Da gab es die Demokratiebewegungen im Osten und zugleich die antikolonialen Revolutionen in der Dritten Welt und obendrein die Erschöpfung der Sozialdemokratien in Westeuropa und dazu noch einmal die Thatcher- und Reagan-Revolution im angloamerikanischen Raum; spontane Arbeitskämpfe, aber zugleich den Gewichtsverlust der Gewerkschaften. Nichts folgte einer rein linearen Logik, alles war gewissermaßen mit Fußnoten versehen. Wahrscheinlich hat mich das verdammt geprägt. Den Mandel’schen franko-deutschen Sound von der »Tseorie der ungläichzeitigen …«: Den hab ich nicht mehr aus dem Ohr verloren.

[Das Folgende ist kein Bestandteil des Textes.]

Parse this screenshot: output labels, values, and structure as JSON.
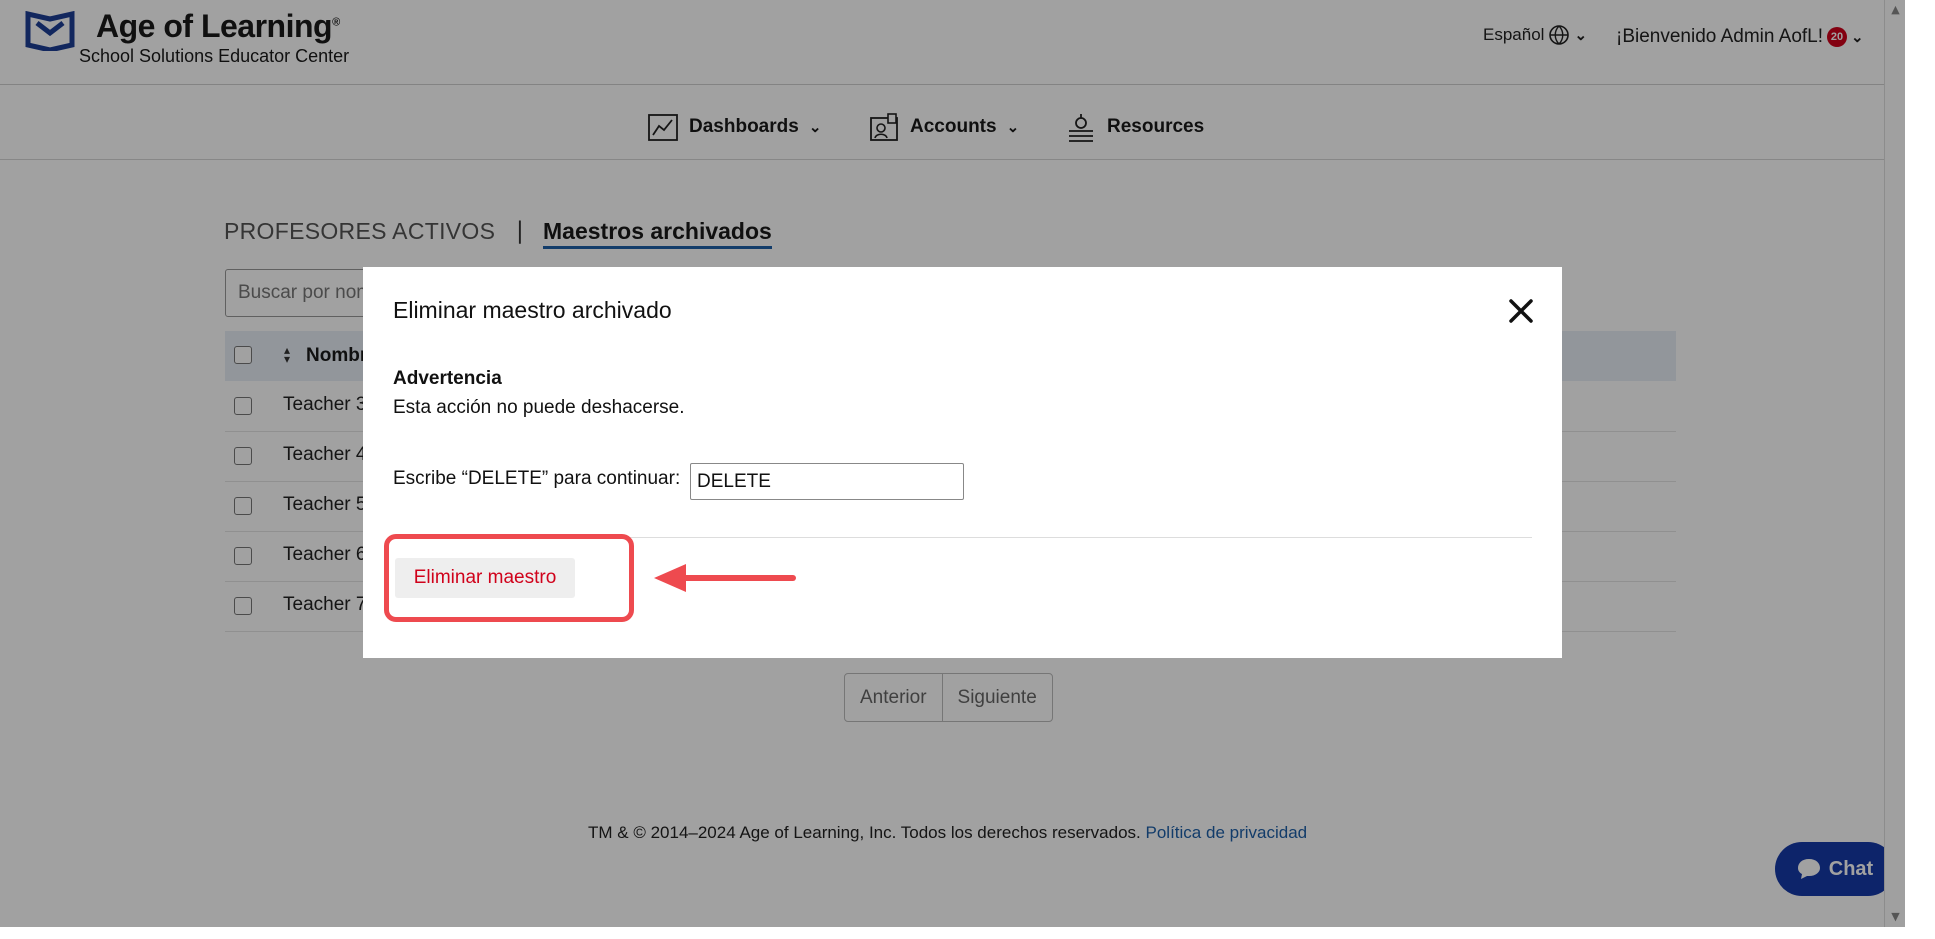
{
  "header": {
    "logo_title": "Age of Learning",
    "logo_reg": "®",
    "logo_subtitle": "School Solutions Educator Center",
    "language": "Español",
    "welcome": "¡Bienvenido Admin AofL!",
    "notification_count": "20"
  },
  "nav": {
    "items": [
      {
        "label": "Dashboards",
        "icon": "chart-icon",
        "has_dropdown": true
      },
      {
        "label": "Accounts",
        "icon": "accounts-icon",
        "has_dropdown": true
      },
      {
        "label": "Resources",
        "icon": "resources-icon",
        "has_dropdown": false
      }
    ]
  },
  "tabs": {
    "active": "PROFESORES ACTIVOS",
    "separator": "|",
    "archived": "Maestros archivados"
  },
  "search": {
    "placeholder": "Buscar por nom"
  },
  "table": {
    "header_label": "Nombr",
    "rows": [
      "Teacher 3",
      "Teacher 4",
      "Teacher 5",
      "Teacher 6",
      "Teacher 7"
    ]
  },
  "pagination": {
    "prev": "Anterior",
    "next": "Siguiente"
  },
  "footer": {
    "copyright": "TM & © 2014–2024 Age of Learning, Inc. Todos los derechos reservados.",
    "privacy_link": "Política de privacidad"
  },
  "chat": {
    "label": "Chat"
  },
  "modal": {
    "title": "Eliminar maestro archivado",
    "warning_title": "Advertencia",
    "warning_text": "Esta acción no puede deshacerse.",
    "confirm_label": "Escribe “DELETE” para continuar:",
    "confirm_value": "DELETE",
    "delete_button": "Eliminar maestro"
  },
  "colors": {
    "brand_blue": "#1d5fa8",
    "danger_red": "#d0021b",
    "annotation_red": "#ee4a4f",
    "chat_blue": "#1539a8"
  }
}
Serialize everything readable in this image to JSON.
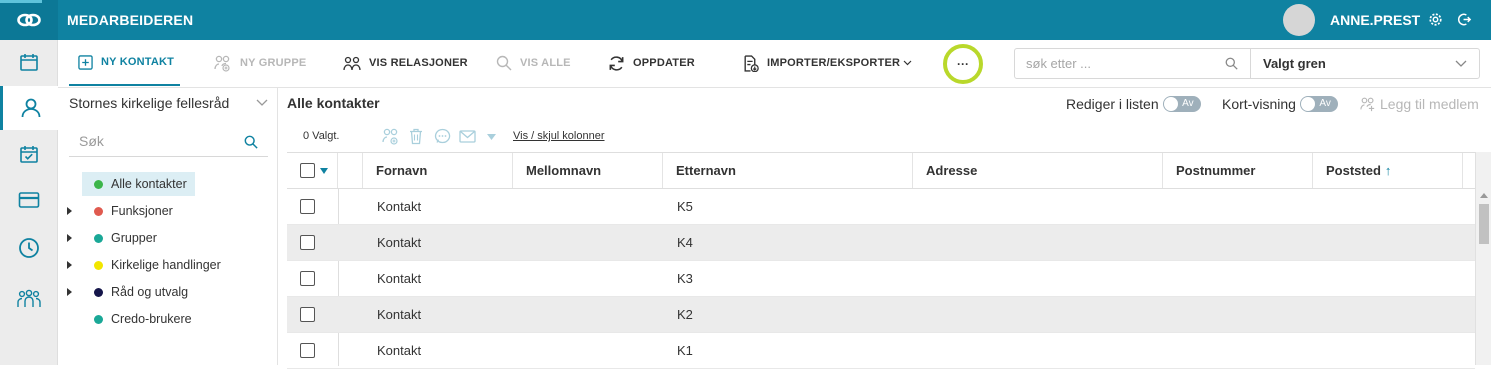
{
  "app": {
    "title": "MEDARBEIDEREN"
  },
  "user": {
    "name": "ANNE.PREST"
  },
  "toolbar": {
    "new_contact": "NY KONTAKT",
    "new_group": "NY GRUPPE",
    "show_relations": "VIS RELASJONER",
    "show_all": "VIS ALLE",
    "refresh": "OPPDATER",
    "import_export": "IMPORTER/EKSPORTER",
    "more": "···",
    "search_placeholder": "søk etter ...",
    "branch": "Valgt gren"
  },
  "sidebar": {
    "org": "Stornes kirkelige fellesråd",
    "search_placeholder": "Søk",
    "tree": [
      {
        "label": "Alle kontakter",
        "color": "#3bb54a",
        "selected": true,
        "expandable": false
      },
      {
        "label": "Funksjoner",
        "color": "#e05a4f",
        "selected": false,
        "expandable": true
      },
      {
        "label": "Grupper",
        "color": "#1aa897",
        "selected": false,
        "expandable": true
      },
      {
        "label": "Kirkelige handlinger",
        "color": "#f2e600",
        "selected": false,
        "expandable": true
      },
      {
        "label": "Råd og utvalg",
        "color": "#15164a",
        "selected": false,
        "expandable": true
      },
      {
        "label": "Credo-brukere",
        "color": "#1aa897",
        "selected": false,
        "expandable": false
      }
    ]
  },
  "main": {
    "title": "Alle kontakter",
    "edit_in_list": "Rediger i listen",
    "card_view": "Kort-visning",
    "toggle_off": "Av",
    "add_member": "Legg til medlem",
    "selected_count": "0 Valgt.",
    "show_hide_columns": "Vis / skjul kolonner"
  },
  "table": {
    "columns": [
      "Fornavn",
      "Mellomnavn",
      "Etternavn",
      "Adresse",
      "Postnummer",
      "Poststed"
    ],
    "sort_indicator": "↑",
    "rows": [
      {
        "fornavn": "Kontakt",
        "mellomnavn": "",
        "etternavn": "K5",
        "adresse": "",
        "postnummer": "",
        "poststed": ""
      },
      {
        "fornavn": "Kontakt",
        "mellomnavn": "",
        "etternavn": "K4",
        "adresse": "",
        "postnummer": "",
        "poststed": ""
      },
      {
        "fornavn": "Kontakt",
        "mellomnavn": "",
        "etternavn": "K3",
        "adresse": "",
        "postnummer": "",
        "poststed": ""
      },
      {
        "fornavn": "Kontakt",
        "mellomnavn": "",
        "etternavn": "K2",
        "adresse": "",
        "postnummer": "",
        "poststed": ""
      },
      {
        "fornavn": "Kontakt",
        "mellomnavn": "",
        "etternavn": "K1",
        "adresse": "",
        "postnummer": "",
        "poststed": ""
      }
    ]
  },
  "colors": {
    "brand": "#0f82a1",
    "highlight_ring": "#b9d82b"
  }
}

Ich muss, wenn ich mich heute zurückerinnere, daran denken, dass andernorts zugleich ein Denken an Boden gewann, das wir damals natürlich überhaupt nicht wahrnahmen, das aber auf andere Weise eine ähnliche Spur aufnahm: nämlich der ins Postmodern-Spekulative gewendete Post-Strukturalismus. Für uns war das damals nur konterrevolutionäre Entpolitisierung, der Abschied rebellischer Intellektueller von der Rebellion. Aber so einfach war das natürlich nicht, wie wir heute alle wissen.

Nehmen wir nur die postmoderne Theorie des Wissens: Das postmoderne Wissen zerstört ja nicht nur Wissen und die überkommene Idee der Wirklichkeit, sondern etabliert ein neues, das für das zeitgenössische Verständnis der Wirklichkeit prägend wird. Wissen entwickle sich nicht linear, sondern als »Wurzelwerk«, als »Rhizom«, schreiben Gilles Deleuze und Félix Guattari in ihrem bahnbrechenden Konvolut »Tausend Plateaus«. Es entfalte sich in horizontalen Netzwerken ohne Zentrum: »Ein Rhizom kann an jeder Stelle unterbrochen oder zerrissen werden, es setzt sich an seinen eigenen oder an anderen Linien weiter fort. Man kann mit Ameisen nicht fertigwerden, weil sie ein Tier-Rhizom bilden.«

Wie im Gehirn die Neuronen mit ihren synaptischen Verschaltungen, so sind auch moderne Gesellschaften und Wissenskulturen eher wie Wurzelbüschel zu denken, die Plateaus verbinden. Das Wissen baut nicht auf, sondern verknotet sich, fällt sich ins Wort. Die Sprache gibt uns gar nicht die Möglichkeit, das richtig darzustellen, weil sie aus Gründen der Darstellbarkeit, Konvention und Bequemlichkeit dazu verleitet – nein: regelrecht dazu zwingt –, eines nach dem anderen abzuhandeln, ebenso wie man Bücher, die einer linearen Logik folgen und Seite für Seite von einem zum nächsten kommen, von vorne bis hinten weiterblättert.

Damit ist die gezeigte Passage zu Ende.